According to the sycophantic Michael Gerson, Bush is the new FDR:
Usually, just the opposite is the case. A sitting president normally must accept the boring constraints of real-world choices. Campaigns can inhabit the utopia of their own ambitions.
But it is President Bush and Treasury Secretary Henry Paulson, by proposing the massive government purchase of bad debt, who have assumed the mantle of Franklin D. Roosevelt. It is John McCain and Barack Obama who are playing the role of Roosevelt's more timid, forgotten foils, "Martin, Barton and Fish." Having last week criticized the role of the Federal Reserve in bailouts — demonstrating a tin ear of elephantine proportions — McCain now calls for a bipartisan oversight board to review the government's rescue attempt.

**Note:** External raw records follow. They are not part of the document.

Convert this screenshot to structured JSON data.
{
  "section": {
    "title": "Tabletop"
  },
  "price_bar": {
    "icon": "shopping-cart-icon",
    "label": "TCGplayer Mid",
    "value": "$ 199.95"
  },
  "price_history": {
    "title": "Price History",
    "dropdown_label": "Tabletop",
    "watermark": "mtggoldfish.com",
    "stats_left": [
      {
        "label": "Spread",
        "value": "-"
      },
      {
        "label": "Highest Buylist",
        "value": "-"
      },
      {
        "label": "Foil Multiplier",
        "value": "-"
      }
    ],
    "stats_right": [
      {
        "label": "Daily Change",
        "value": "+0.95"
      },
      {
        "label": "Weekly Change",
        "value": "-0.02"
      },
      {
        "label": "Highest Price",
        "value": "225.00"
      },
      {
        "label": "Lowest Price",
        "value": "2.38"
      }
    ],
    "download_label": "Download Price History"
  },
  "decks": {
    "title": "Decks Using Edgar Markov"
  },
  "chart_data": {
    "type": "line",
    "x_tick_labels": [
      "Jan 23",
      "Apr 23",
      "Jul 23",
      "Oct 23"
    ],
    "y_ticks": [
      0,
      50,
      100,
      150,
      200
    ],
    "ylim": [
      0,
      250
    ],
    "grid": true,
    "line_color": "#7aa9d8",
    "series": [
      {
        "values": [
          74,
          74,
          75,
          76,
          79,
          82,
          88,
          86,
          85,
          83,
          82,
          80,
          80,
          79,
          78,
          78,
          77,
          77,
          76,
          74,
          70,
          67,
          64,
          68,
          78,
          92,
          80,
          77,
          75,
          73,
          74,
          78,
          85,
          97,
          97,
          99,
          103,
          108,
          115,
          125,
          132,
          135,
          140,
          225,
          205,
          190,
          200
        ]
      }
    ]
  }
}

Bush's idea may be bold and "new" (in the quantity of its generosity), but as of this writing, it seems enormously dumb and completely in line with his notion of the imperial presidency. It invests unchecked and unregulated power in the hands of one person for the direct benefit of a handful of extremely wealthy and irresponsible people and the theoretical good of maybe the American people (not a guarantee). It was thrown at Congress, painted as the only alternative that must be passed without study or examination.
This argument is a very bad example of what one might call aestheticism, the tendency to confuse how an idea appears (new, bold, imaginative) with whether it is wise. Bush has indeed in his eight years had a lot of new and bold ideas, some of them, like this one, quite awful.